When temperatures are cold and humidity is low, falling snow will be fluffy and dry in nature. This allows the snow to accumulate quickly because it is not compacted. In the spring, temperatures are generally a little warmer on the surface and humidity levels tend to be higher in the DGZ. The result is snow that tends to have a much higher moisture content and a greater chance of melting when hitting the surface.
Ground temperatures make a huge difference:
This should come as no surprise, but during the winter months the temperatures on the ground are quite cold. This goes a long way in allowing snow to fall and stick to the ground. Of course, the longer the snow accumulates, the colder the temperatures on the ground, resulting in the subsequent snowfall and accumulation.
In the spring, warming temperatures lead to high ground temperatures, making accumulated snowfall a little harder to linger. This does not necessarily mean that snow cannot accumulate during the spring months, especially if the snowfall is heavy enough.
The spring sun angle is much higher:
One of the big differences between winter snows and their spring cousin is the angle of the sun. Consider this concrete example:
âSix inches of snow fell on the night of January 15. Under a sunny sky, the air temperature on the afternoon of January 16 was 32 Â°. Three months later, on the night of April 15, six inches of snow is falling. Under sunny skies, the air temperature on the afternoon of April 16 is 32 Â° C. Will the snow in each scenario also melt? “
The above question is an actual question from a meteorological textbook.
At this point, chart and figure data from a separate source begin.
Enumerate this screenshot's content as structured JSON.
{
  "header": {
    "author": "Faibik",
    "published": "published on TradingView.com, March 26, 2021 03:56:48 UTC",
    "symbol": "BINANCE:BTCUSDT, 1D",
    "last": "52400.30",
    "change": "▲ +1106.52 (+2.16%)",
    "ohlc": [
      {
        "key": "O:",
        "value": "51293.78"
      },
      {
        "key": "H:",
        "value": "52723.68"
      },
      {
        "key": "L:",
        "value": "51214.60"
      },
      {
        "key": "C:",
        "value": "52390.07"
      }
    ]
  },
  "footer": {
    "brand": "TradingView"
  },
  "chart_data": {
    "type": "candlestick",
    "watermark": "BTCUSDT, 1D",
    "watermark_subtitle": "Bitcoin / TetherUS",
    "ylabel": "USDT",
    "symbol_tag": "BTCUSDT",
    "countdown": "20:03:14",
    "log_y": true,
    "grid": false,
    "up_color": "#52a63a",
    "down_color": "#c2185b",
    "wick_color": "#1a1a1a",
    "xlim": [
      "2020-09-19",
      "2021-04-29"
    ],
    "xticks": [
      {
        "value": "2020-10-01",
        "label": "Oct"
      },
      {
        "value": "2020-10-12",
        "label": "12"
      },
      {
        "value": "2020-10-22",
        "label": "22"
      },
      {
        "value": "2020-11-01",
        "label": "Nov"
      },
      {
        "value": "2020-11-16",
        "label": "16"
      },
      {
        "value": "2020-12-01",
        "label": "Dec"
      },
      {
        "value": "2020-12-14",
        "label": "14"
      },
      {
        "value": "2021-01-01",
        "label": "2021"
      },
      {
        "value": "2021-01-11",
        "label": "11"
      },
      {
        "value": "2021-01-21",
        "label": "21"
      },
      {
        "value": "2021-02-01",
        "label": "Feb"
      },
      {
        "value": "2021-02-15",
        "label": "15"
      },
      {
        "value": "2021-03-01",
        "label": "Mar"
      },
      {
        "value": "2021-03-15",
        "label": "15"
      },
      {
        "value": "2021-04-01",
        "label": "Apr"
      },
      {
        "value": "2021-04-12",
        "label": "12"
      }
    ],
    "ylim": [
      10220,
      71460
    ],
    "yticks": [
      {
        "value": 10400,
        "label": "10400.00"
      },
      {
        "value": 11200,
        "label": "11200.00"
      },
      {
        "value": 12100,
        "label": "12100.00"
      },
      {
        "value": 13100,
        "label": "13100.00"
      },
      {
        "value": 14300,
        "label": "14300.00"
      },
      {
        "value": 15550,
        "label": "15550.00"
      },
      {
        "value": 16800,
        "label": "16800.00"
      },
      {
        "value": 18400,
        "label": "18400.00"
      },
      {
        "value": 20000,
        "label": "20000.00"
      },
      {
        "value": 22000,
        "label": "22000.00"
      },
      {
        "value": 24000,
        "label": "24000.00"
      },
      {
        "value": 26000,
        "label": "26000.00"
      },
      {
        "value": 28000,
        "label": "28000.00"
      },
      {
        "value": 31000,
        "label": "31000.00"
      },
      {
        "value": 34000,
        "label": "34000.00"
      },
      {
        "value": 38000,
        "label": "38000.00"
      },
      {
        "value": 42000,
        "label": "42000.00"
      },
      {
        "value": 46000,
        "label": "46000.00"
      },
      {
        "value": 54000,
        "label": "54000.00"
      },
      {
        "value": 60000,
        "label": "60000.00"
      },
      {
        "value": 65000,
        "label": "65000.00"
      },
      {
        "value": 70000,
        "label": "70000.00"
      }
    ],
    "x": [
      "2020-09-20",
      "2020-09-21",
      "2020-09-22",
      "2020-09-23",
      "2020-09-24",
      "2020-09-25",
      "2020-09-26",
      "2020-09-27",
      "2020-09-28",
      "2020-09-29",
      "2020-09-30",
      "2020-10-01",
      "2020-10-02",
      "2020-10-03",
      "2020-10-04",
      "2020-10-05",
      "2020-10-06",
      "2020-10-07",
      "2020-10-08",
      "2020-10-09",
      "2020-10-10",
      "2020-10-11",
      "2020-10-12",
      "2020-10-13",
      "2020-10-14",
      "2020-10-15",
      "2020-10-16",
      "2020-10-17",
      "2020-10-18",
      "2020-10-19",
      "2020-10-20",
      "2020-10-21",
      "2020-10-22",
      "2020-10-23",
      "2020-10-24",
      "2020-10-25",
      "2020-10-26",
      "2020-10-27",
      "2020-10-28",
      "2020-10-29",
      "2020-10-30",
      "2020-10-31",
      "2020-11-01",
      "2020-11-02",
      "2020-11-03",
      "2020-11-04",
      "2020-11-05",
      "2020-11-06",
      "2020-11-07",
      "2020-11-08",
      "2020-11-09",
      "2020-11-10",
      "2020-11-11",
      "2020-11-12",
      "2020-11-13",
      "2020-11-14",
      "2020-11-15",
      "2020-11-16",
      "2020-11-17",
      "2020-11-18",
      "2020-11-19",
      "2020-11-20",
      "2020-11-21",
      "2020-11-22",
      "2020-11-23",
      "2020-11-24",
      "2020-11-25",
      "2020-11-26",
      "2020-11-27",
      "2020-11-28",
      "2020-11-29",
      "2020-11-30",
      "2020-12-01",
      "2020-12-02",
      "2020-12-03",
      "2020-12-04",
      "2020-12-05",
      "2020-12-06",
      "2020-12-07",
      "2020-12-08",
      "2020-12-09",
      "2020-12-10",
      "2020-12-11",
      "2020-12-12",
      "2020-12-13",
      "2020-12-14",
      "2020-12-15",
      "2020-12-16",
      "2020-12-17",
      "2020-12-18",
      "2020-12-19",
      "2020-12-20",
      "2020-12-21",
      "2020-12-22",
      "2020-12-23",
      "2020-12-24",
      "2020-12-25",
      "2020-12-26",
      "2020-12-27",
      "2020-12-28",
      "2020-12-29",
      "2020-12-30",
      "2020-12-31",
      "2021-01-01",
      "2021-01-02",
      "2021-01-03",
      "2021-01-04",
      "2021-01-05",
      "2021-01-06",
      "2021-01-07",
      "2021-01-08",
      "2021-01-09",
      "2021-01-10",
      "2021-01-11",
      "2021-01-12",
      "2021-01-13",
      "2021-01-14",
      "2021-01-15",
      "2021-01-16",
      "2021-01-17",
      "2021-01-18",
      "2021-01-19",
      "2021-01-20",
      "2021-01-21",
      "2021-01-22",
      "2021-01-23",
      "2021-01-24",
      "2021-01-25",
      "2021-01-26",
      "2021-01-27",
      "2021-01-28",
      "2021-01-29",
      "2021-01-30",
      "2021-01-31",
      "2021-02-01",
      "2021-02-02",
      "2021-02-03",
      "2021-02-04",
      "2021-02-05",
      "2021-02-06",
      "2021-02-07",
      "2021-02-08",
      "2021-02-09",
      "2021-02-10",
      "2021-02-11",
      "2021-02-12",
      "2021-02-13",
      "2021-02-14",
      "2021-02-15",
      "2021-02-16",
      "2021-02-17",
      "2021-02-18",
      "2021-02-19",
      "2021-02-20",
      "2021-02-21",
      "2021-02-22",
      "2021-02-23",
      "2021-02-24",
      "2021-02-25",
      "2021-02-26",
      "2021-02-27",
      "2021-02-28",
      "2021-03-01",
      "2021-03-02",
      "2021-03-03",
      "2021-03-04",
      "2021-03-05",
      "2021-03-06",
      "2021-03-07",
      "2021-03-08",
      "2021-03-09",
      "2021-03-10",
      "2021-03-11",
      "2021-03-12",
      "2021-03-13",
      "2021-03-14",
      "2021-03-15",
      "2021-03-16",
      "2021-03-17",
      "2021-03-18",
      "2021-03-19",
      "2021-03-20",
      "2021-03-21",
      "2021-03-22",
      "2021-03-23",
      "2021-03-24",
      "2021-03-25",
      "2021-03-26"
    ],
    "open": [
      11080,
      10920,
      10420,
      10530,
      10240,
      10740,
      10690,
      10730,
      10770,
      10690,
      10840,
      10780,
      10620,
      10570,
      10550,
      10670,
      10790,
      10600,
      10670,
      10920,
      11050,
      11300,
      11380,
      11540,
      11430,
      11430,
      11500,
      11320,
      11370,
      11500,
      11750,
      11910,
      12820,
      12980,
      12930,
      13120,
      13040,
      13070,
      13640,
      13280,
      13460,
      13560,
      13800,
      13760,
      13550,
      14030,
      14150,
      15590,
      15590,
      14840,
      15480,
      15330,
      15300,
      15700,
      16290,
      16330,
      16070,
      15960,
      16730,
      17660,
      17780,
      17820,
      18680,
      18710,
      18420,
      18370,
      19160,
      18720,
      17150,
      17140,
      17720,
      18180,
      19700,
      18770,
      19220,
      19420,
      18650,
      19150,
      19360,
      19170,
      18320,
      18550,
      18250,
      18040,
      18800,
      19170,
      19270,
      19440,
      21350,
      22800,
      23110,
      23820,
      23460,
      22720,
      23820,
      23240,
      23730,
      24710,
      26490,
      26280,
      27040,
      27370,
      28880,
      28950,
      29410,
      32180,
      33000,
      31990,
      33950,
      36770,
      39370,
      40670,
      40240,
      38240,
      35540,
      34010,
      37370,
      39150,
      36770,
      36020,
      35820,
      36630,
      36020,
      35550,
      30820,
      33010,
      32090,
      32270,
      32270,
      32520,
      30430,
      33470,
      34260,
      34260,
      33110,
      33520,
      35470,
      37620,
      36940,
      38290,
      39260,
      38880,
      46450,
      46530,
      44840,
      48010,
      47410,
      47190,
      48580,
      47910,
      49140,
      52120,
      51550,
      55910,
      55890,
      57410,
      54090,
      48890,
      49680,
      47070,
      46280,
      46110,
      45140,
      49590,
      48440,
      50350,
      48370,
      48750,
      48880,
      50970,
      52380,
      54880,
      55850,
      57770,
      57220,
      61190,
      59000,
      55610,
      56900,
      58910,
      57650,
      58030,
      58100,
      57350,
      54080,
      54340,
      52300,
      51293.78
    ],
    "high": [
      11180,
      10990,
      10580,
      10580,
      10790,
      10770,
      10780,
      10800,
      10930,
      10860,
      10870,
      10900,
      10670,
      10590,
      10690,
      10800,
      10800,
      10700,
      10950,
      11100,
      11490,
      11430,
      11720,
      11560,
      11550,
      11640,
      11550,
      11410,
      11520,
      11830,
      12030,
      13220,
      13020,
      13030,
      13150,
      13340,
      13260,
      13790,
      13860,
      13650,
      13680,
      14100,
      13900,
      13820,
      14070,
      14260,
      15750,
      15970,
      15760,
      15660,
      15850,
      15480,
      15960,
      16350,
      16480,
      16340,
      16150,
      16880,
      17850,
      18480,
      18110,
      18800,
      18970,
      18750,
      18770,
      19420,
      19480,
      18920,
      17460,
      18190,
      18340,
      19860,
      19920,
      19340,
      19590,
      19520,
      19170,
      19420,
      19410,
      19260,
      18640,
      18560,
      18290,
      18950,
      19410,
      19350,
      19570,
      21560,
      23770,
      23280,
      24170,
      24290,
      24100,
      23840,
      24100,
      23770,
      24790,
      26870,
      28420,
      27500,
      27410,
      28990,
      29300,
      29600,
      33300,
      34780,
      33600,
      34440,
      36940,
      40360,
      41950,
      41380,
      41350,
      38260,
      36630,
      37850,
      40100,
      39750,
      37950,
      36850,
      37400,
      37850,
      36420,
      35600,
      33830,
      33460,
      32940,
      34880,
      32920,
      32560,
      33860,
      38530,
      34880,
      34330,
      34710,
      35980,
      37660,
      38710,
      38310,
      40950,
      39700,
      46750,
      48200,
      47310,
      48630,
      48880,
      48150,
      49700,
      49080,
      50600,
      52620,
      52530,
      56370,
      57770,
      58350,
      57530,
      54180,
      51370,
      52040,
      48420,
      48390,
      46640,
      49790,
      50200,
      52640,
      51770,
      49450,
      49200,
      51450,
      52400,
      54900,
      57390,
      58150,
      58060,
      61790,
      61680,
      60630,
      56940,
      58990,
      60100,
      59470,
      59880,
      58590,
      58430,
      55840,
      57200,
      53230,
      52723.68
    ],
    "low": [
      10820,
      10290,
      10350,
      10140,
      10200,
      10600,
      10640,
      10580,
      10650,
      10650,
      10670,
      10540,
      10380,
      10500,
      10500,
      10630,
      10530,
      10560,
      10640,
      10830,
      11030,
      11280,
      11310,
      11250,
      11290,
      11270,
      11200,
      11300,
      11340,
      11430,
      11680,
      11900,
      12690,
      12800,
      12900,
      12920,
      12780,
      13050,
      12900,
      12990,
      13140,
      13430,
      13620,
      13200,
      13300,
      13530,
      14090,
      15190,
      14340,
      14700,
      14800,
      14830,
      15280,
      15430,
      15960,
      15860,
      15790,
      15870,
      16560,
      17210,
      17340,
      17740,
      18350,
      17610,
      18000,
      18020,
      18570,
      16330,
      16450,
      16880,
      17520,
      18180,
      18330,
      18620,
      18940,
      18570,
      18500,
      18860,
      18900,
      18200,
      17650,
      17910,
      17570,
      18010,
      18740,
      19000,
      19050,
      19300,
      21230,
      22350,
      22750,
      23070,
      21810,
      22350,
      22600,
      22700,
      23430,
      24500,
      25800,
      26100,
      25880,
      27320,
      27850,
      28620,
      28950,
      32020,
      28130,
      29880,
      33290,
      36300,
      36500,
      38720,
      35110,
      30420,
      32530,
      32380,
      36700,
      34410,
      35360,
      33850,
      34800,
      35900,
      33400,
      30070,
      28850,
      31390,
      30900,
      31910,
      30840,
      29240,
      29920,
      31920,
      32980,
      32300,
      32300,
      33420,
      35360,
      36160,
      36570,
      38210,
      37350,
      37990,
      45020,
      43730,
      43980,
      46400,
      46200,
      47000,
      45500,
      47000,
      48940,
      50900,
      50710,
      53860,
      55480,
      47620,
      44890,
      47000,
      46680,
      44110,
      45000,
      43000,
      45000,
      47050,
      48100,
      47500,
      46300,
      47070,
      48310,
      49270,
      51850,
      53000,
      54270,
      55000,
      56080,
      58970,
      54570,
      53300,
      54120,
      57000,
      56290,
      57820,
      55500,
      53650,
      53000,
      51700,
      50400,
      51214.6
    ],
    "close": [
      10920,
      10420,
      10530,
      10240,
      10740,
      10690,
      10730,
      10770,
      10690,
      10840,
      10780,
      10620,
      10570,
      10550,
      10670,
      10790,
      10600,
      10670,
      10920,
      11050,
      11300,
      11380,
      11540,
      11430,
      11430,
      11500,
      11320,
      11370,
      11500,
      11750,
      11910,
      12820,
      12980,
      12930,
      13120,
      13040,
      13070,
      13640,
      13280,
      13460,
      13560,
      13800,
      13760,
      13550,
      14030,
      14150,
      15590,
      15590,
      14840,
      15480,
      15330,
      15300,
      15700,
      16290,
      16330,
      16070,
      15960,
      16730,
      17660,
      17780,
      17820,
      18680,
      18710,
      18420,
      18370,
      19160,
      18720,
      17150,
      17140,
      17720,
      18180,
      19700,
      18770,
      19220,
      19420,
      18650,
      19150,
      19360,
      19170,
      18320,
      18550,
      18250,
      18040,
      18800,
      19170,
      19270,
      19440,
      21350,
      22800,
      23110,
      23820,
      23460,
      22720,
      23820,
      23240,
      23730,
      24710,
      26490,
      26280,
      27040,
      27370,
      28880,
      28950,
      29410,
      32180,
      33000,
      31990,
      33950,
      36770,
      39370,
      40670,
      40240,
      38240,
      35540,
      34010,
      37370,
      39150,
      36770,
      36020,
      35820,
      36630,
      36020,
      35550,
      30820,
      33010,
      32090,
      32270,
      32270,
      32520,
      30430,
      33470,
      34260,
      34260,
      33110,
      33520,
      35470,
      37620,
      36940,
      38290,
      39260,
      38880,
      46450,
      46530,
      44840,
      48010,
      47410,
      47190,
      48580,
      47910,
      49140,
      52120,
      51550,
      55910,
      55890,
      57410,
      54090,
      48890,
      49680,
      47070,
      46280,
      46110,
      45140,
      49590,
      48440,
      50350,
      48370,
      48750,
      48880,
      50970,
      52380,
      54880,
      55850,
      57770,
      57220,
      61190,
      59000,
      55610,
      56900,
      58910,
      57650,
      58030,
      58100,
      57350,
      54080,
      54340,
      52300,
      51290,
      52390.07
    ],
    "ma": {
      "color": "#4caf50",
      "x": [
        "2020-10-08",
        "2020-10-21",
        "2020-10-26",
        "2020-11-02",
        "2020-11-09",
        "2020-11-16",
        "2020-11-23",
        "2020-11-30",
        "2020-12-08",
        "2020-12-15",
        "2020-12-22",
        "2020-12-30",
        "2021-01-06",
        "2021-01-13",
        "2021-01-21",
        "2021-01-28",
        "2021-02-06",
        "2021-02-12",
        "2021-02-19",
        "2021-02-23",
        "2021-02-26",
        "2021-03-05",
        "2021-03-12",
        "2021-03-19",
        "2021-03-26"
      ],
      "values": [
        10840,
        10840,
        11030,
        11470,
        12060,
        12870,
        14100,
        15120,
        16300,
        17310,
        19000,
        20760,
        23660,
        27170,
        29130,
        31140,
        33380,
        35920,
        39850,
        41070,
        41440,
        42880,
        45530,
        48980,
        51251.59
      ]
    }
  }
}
While to meteorologists the answer may seem obvious, to others it may not be so obvious. All elements of the problem in question are equal, but the difference here is in the angle of the sun.
A higher solar angle during the spring months allows faster sublimation of snow into vapor, thus eliminating the pesky snow that falls in late spring. Whether you love the snow or are up for warmer weather, enjoy it while it lasts. Soon the heat and humidity of summer will have us all wishing for some cold relief.